瑞牆へ行く予定だったが、生憎の天気で取りやめになったこの週末。
それでは土曜日はジムに行きましょうと言う事になり、私の希望を取り入れてもらい久しぶりのKO-WALLリード店へお邪魔した。メンバーはタケさん、ナベッチ、oikosu大好きパールさん、池ネーに私の計5名だった。
池ネーとパールさんはビレー検定を受けていなかったので、まずはそれが目的。その他の人は頑張って登る事が目的。
悪天なのでジムは沢山の人で大盛況。人混みが嫌いな私には息の詰まる空間だった。
夕方まで過ごしてその結果、池ネーとパールさんはとりあえず仮合格をもらえて一安心、よかったよかった。私は午後からクラック練習をしたら体が疲れてしまいジエンドとなりましたとさ。タケさんは素手でクラックを登るし、池ネーは初めてのKO-WALLであのクラックを3本とも登ってしまった。ひょっとして滅茶苦茶クライミングが上手なのかも。
でも一番驚いたのは一日3個もoikosuを食べていたパールさんが、実はパルテノ派だった事でしょうか。真実は小説より奇なりです。
日曜日は天気予報では曇りになっていた。まあ何か岩が触れたらラッキー程度の気持ちで御在所へ。昨夜の大雨の影響でスカイラインは通行止めになっていたが、ギリギリセーフでゲートが開いてくれて最寄り駐車場まで車を乗り入れることが出来た。
当初はまっちゃんも来るはずだったが、不慮の肛門トラブルでキャンセルとなり、ナベッチ一人と砦岩で合流した。彼女はヒル除けで足元にビニールを巻いて歩いてきていた。本人曰く白くて貴族的でしょと言っていたが、私は田植えから逃げ出してきた人にしか見えなかった。
雨の名残は強く、乾きの早い砦二階でも壁は所々染み出しがあり、クラックもじっとりべったりと濡れていた。
普通の岩登りは難しい状態だったので、オールドさんから以前情報提供があった「上昇気流」左横のラインを探ってみることにした。
TRをセットしていると下から誰かが上がってきた。何処かで見たようなと思ったら、ナベッチと同じ会のI村さんだった。想像だがナベッチを慕ってきた様な気がした。
準備を整え試登。濡れたホールドが悪く、1回目はかなりズルをして登った。2回目になるとホールドも乾き、体も動く様になってムーブの解決もできるようになった。スタートから棚ホールドに立つまではカチフェースでムーブも面白い、中間部のワイドクラックは傾斜も緩くホールドも豊富で難しくない。最後は「上昇気流」とラップする。

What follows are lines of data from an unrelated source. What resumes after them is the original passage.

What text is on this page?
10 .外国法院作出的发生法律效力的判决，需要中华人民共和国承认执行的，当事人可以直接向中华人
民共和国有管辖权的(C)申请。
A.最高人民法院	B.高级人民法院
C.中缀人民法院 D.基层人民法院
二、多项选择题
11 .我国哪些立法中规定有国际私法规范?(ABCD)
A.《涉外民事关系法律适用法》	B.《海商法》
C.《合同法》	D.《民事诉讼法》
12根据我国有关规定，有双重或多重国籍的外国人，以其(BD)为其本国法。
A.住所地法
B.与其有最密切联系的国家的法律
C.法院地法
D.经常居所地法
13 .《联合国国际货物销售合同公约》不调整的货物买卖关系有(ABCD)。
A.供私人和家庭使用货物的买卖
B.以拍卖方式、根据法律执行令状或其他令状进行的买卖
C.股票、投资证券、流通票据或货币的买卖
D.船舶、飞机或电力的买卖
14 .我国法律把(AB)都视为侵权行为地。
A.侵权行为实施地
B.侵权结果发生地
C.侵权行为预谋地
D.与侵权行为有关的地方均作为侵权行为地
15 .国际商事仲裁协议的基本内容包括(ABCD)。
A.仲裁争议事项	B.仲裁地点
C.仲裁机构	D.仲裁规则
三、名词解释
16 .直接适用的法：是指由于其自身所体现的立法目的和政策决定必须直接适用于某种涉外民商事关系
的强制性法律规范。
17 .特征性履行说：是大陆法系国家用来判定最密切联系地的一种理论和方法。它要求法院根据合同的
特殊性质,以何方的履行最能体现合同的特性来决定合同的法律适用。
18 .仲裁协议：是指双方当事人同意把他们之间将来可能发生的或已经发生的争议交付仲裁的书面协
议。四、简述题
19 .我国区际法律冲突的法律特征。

総じて楽しいクライミングが出来るのだが、あまりに「上昇気流」と近い事が気になった。I村さんも「近いですよね」と一言。ジムだとありだけど自然の岩ではどうだろうか。上昇が良いルートだけに、このラインは派生ルートとしてTR課題でも良いかな。
ナベッチはTRで「上昇気流」の復習に余念がなかった。秋にはRPするぞと意気込んでいた。最後はトゥーフックが有効とお話をしたが、はたして田植え姫は秋まで覚えていてくれるかどうか、可能性は果てしなく低い。
スタートが遅かったので、2本登ったらもう良い時間になってしまった。最後に「ジャンダルマ」を登ってみることにした。独立した岩峰なので乾きも早いはず。
このルートもグレードに比して中々に手強い。マスターでは2ピン目にヌンチャクをかけるのが第一関門だ。ナベッチのビレーでテイクオフした。岩は予想以上に乾いていたが、せり出した岩をこなす事が上手くできず、今回もここで嬉恥ずかしテンション。ここだけ予め長ヌンをセットしておくのも手ではあるけど。
上部スラブは乾いており、今の時期にしては良い状態だったが、最終ピンでビビッて諦めて降りてしまった。相変わらず気持ちの弱い男なんですよ、ワタクシ。
最後の片づけをしていると上から降りてくる方がいた。私ならば見ず知らずの方には挨拶するだけだけど、コニュ力女王のナベッチは、あれこれとその方に話しかけていた。多分もう友達になったんじゃないかな。
そういえばクライミング中も不可思議な動作をしていたが、あれは友達の宇宙人を呼んでいたのかもしれない。カモーンUFO。相変わらず驚きの顔の広さである。
本日は期待以上に岩を登ることが出来て、梅雨の合間の思わぬプレゼントと言ったところだった。
車道に出ると、雨に代わりにオオルリの鳴き声が頭上から私に降り注いできた。電線上の夏鳥は何を見ているのだろうか。